En Allemagne, une étude a mis en évidence que malgré 340 milliards d’euros dépensés pour la rénovation, les bâtiments n’avaient, en moyenne, aucunement diminué leur consommation d’énergie ! Pourquoi ? A cause de l’effet rebond : en substance, quand la rénovation permet de faire des économies d’énergie, au bout que quelques temps, les ménages en profitent pour augmenter le chauffage. La prix Nobel d’économie Esther Duflo en conclue que « La rénovation thermique n’est pas la solution magique qui va sauver la 

Dans le cadre des objectifs environnementaux et de la transition énergétique, des efforts devraient-ils plutôt être faits en conséquence sur les pompes à chaleur ou sur la rénovation énergétique ?

Damien Ernst : Des politiques énergétiques plus efficaces doivent être menées pour favoriser les pompes à chaleur avec des incitations financières et des aides techniques. La rénovation énergétique est un processus très lent qui demande beaucoup d’argent, de main d’œuvre et cela peut dégrader fortement l’aspect esthétique du bâtiment, notamment les façades isolantes qui peuvent dénaturer le logement. Le mieux est de mettre l’accent sur les pompes à chaleur et de se focaliser uniquement sur la rénovation des bâtiments qui ont vraiment un très mauvais PEB de type F ou G pour lequel même les pompes à chaleur dans ce cadre-là ne sont pas efficaces.

Philippe Charlez : Cumuler PACs et isolation thermique poussée (i.e. atteindre les catégories A/B) peut devenir rapidement exorbitant.
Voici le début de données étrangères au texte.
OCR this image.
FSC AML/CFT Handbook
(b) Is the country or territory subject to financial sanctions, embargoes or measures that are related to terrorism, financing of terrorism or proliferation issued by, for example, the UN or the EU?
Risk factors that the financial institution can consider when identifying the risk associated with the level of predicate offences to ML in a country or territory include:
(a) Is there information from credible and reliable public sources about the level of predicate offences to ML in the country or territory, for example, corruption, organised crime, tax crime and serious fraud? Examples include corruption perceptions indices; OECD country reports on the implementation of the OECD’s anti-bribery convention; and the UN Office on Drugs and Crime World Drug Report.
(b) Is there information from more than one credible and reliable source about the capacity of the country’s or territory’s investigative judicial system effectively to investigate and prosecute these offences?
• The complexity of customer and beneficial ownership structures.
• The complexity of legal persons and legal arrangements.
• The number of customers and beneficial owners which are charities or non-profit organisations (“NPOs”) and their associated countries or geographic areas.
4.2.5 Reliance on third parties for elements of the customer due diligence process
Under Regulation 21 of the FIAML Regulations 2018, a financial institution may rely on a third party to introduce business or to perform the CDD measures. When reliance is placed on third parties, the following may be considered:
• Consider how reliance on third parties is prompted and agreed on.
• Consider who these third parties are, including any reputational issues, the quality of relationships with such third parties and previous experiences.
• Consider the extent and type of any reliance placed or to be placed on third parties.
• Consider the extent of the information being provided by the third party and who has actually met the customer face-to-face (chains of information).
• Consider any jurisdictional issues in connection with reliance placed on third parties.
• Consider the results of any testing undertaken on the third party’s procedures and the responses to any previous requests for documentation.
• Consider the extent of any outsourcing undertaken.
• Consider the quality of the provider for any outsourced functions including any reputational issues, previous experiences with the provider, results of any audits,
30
Le rapport Pisani-Ferry publié par France Stratégie montre ainsi que le prix de la tonne décarbonée peut dépasser les mille euros. Une ruine pour le citoyen et les pouvoir public ! Satisfaire le Pacte Vert européen (-55% d’émissions en 2030) coûterait à la France 25% de dette supplémentaire, augmenterait de façon substantielle le déficit de la balance commerciale (les équipements sont majoritairement importés du Sud-Est asiatique) et nécessiterait un ISF climatique de 10% sur dix ans sur les patrimoines des plus riches.

Marions donc isolation thermique et PAC de façon pertinente en regardant au cas par cas en éliminant les passoires énergétiques dans des proportions raisonnables et en installant les PACS là où les conditions sont optimales. Il en va à la fois de l’efficacité de la transition énergétique, de la crédibilité de l’Etat et de l’intérêt du citoyen.

Olivier Blond : La conclusion de ces études, c’est qu’investir dans la rénovation thermique, est moins efficace que d’améliorer les conditions de la production d’énergie. 

Ce n’est pas satisfaisant : il serait préférable de diminuer la consommation, en isolant mieux, que de continuer à consommer de l’énergie. Mais telle est la situation dans le monde réel.

La balance penche donc en faveur des pompes à chaleur, mais pas seulement. La simple rénovation d’une chaudière à gaz – aussi regrettable et contre-intuitif que cela puisse être, est plus efficace qu’une rénovation thermique ratée : les nouvelles chaudières peuvent consommer 30% de moins. Et les bénéfices sont encore plus importants s’il s’agit de remplacer une chaudière au fuel – très polluante.

Les dirigeants et les citoyens sont-ils en capacité de déceler quelle est la source la plus efficace en termes de protection de l’environnement entre les pompes à chaleur et la rénovation énergétique derrière le discours ambiant, notamment distillé par les écologistes ?

Damien Ernst : Les citoyens et les dirigeants politiques sont assez mal informés sur ce sujet et ces enjeux. Dans les médias, l’accent est plutôt mis sur l’isolation des bâtiments au détriment des pompes à chaleur. Il est important de sensibiliser un maximum de personnes à l’usage des pompes à chaleur pour tous les segments d’habitation en France qui se chauffent au chauffage électrique direct. Les maisons avec des radiateurs sont les sites à cibler en premier lieu pour y installer des pompes à chaleur.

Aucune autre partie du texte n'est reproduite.